In Tables 2 and 3 the pivoting strategy is indicated with C, P and R for the complete, partial and rook pivoting strategies, respectively. Density is the ratio between the number of nonzeros of the preconditioner and the number of nonzeros of the matrix, that is \(\frac{{\text {nnz}}(L)+{\text {nnz}}(U)}{{\text {nnz}}(A)}\). Column iter shows the number of iterations of the solver and droptol is the tolerance used to drop elements in BIFP and ILUTP. The other columns are self explanatory. To reduce the numbers in the tables, a blank space means that the value is the same appearing in previous rows. For instance, in Table 2 the droptol value for BIFP was always \(10^{-6}\) and therefore it appears only in the first row. The same holds for the preconditioner densities which are the same for GMRES and BiCSTAB and therefore only indicated once.

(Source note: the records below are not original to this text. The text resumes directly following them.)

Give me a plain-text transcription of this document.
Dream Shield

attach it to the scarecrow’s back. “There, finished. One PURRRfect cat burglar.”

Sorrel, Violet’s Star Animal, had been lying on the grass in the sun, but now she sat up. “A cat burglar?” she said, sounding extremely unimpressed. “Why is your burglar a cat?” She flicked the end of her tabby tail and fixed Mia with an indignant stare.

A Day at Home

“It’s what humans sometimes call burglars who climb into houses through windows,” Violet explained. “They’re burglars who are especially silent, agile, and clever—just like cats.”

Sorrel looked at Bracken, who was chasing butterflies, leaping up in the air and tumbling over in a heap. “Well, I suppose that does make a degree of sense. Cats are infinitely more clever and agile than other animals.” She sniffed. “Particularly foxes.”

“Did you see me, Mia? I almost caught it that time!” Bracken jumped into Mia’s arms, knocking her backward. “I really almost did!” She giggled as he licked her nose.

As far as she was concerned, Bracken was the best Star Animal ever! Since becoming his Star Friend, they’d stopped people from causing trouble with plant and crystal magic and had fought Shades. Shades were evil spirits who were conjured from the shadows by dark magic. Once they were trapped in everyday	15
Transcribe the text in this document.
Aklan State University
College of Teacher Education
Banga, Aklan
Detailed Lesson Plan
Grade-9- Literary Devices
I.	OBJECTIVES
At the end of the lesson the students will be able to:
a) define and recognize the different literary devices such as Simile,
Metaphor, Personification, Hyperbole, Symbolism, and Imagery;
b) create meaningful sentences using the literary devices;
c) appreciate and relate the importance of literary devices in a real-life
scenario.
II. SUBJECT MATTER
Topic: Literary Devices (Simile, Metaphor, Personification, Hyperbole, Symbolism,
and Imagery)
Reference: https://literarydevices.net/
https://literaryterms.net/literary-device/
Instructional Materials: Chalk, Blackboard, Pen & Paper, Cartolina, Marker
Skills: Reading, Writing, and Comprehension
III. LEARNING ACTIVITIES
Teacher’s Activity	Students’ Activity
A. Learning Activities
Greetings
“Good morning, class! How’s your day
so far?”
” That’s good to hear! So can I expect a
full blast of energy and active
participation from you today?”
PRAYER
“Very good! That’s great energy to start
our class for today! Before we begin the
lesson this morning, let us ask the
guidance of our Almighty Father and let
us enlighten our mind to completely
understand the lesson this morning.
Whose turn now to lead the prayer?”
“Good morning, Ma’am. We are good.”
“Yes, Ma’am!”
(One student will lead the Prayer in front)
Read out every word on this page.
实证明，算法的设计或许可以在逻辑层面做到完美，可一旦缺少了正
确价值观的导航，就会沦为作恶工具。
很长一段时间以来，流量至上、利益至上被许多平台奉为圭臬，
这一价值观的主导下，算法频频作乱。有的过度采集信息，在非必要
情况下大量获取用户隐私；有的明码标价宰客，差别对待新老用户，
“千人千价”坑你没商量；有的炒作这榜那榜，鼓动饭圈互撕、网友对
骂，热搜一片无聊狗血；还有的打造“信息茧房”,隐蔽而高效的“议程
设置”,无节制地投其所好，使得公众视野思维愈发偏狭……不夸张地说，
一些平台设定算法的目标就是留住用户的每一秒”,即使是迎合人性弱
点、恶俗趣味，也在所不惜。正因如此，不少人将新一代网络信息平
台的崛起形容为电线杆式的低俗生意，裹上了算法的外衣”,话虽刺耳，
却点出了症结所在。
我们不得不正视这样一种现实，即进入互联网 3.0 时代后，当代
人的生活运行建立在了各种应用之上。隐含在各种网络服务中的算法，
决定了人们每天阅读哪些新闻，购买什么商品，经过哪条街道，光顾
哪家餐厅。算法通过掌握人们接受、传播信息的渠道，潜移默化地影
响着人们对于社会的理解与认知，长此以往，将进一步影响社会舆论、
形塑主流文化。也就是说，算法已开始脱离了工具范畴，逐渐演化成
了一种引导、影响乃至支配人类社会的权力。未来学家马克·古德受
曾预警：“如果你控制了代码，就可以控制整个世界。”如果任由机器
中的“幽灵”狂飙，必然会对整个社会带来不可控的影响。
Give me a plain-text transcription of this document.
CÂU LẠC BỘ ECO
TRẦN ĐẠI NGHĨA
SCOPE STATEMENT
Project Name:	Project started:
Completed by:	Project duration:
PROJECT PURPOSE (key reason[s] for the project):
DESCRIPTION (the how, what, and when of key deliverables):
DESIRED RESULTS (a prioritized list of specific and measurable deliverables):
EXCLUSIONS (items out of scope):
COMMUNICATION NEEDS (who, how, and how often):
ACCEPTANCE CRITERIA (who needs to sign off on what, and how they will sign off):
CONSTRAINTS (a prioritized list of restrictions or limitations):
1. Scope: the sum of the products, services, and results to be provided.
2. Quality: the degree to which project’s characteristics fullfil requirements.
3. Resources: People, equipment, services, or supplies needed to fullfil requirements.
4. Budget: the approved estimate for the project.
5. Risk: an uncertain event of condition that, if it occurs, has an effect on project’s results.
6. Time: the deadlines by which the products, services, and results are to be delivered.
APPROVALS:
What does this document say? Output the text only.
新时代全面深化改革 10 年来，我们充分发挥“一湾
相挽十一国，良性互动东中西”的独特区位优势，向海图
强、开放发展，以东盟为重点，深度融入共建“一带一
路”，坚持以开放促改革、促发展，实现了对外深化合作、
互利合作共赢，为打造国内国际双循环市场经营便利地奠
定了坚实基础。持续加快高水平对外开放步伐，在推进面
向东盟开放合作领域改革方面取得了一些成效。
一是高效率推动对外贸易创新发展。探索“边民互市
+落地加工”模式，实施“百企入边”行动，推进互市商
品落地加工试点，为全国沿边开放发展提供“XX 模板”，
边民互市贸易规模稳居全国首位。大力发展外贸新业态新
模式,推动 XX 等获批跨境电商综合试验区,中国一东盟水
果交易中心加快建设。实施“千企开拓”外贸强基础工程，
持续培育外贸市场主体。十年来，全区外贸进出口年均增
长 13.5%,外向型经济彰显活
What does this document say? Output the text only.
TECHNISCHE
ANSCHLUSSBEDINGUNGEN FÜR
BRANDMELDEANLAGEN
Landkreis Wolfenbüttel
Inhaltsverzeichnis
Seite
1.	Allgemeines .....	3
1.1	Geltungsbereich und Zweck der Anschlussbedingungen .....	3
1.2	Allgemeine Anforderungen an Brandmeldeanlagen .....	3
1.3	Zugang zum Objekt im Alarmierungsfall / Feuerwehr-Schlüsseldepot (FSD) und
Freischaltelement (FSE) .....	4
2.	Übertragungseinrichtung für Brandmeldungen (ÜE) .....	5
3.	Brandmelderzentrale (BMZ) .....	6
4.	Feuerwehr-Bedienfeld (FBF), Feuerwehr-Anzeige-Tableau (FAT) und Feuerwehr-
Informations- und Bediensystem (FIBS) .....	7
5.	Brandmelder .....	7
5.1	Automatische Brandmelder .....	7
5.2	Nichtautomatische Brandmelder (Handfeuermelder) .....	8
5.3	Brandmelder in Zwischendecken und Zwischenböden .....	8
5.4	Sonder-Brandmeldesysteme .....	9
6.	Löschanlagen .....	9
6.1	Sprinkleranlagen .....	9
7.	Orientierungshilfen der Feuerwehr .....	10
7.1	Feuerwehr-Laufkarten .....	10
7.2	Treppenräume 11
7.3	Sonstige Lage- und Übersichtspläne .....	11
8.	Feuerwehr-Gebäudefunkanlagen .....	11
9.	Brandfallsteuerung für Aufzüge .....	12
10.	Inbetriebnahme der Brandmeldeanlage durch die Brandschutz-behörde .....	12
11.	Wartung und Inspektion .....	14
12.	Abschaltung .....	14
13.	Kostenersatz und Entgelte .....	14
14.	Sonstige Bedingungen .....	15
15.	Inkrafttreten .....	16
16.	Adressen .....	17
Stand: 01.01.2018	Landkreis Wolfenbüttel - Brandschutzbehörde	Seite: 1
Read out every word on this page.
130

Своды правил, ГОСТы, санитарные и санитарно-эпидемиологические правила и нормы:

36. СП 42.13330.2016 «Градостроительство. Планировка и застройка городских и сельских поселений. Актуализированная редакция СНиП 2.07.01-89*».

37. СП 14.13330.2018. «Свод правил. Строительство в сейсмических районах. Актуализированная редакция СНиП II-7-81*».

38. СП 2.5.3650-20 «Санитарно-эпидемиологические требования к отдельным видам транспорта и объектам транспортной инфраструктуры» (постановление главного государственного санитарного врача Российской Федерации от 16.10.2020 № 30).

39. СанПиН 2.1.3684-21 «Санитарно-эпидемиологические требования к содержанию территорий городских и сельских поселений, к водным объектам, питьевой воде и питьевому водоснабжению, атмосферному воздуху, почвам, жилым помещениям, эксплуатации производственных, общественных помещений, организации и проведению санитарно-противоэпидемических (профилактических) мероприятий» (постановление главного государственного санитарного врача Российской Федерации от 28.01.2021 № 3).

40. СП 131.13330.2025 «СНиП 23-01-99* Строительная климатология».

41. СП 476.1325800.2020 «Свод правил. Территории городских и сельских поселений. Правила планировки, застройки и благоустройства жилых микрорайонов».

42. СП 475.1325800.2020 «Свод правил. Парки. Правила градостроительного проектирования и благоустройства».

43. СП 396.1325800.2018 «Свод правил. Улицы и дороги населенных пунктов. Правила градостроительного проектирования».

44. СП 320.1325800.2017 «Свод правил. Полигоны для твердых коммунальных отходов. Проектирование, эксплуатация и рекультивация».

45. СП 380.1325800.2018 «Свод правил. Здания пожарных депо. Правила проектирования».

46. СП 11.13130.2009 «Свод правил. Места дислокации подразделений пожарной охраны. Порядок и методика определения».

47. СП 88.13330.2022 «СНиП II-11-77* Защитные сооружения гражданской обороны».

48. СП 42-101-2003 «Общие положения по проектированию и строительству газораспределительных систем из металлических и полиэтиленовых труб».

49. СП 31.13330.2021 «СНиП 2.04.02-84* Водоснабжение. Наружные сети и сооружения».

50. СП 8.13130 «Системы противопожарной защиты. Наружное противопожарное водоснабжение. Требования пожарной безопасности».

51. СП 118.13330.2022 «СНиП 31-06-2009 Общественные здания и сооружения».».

Next, we will comment on the results. We note that the matrices tested can not be solved without pivoting with both BIFP and ILUTP preconditioners. Thus, pivoting is an essential tool to gain robustness for these factorizations. Starting with the University of Florida test matrices, Table 2, we observe for the adder group that there are not big differences between the different pivoting strategies for BIFP. Density is small, except for adder_dcop_06. The same can be said for the number of iterations spent by both iterative solvers. For the rest of matrices one can see that BIFP with complete pivoting computes sparser preconditioners than partial and rook pivoting. The iteration count does not present remarkable differences except for the oscil_dcop_01 matrix for which GMRES with partial pivoting, although with larger nonzero density, doubles the number of iterations.

For the Harwell-Boeing matrices reported in Table 3 the first thing to observe is that the preconditioners are quite dense, with the exception of partial pivoting for the matrix orani678. Complete pivoting still produces less fill-in in the preconditioner and the number of iterations is similar to the other pivoting strategies. Note however that partial pivoting performs extraordinary well for the matrix orani678 since it is able to converge in the same number of iterations with a very sparse preconditioner.

Finally, comparing the performance of BIFP with ILUTP we did not observed significant differences, specially with the preconditioned BiCGStab method. We recall that ILUTP uses partial pivoting and we observe that BIFP with this pivoting strategy performed closely in most cases.

5 Conclusions

In this paper we have presented an improved version of the BIF preconditioner that incorporates pivoting. The algorithm relies on a modification of the recursion formulas such that the Schur complement of standard Gaussian elimination is available at each step of the factorization. Thus, the application of different pivoting techniques, as for instance partial, rook and complete pivoting, can be done in a straightforward manner. Incorporating pivoting turns out to be an important step in order to achieve our initial goal of obtaining a more robust preconditioner since it is able to solve very ill-conditioned and indefinite problems that it may not be possible to solve in other way. The results of the numerical experiments with several matrices arising in different applications confirm that BIF with pivoting is a robust algorithm. Partial, rook and complete pivoting has been tested. Although complete pivoting very often produces sparser preconditioners with a competitive iteration count, rook and partial pivoting perform also quite well. Taking into account that partial and rook are less expensive from a computational point of view since they need less comparisons in order to determine the pivot, these two techniques may be preferable as default. Also, a comparison with ILU with partial pivoting (ILUP) has been done and one can see that the results between them are fairly close. As a final note on future work, since with the ISM decomposition one can also compute incomplete approximate inverse preconditioners, it can be worth to explore its application for ill-conditioned problems, as it is done for instance in [15].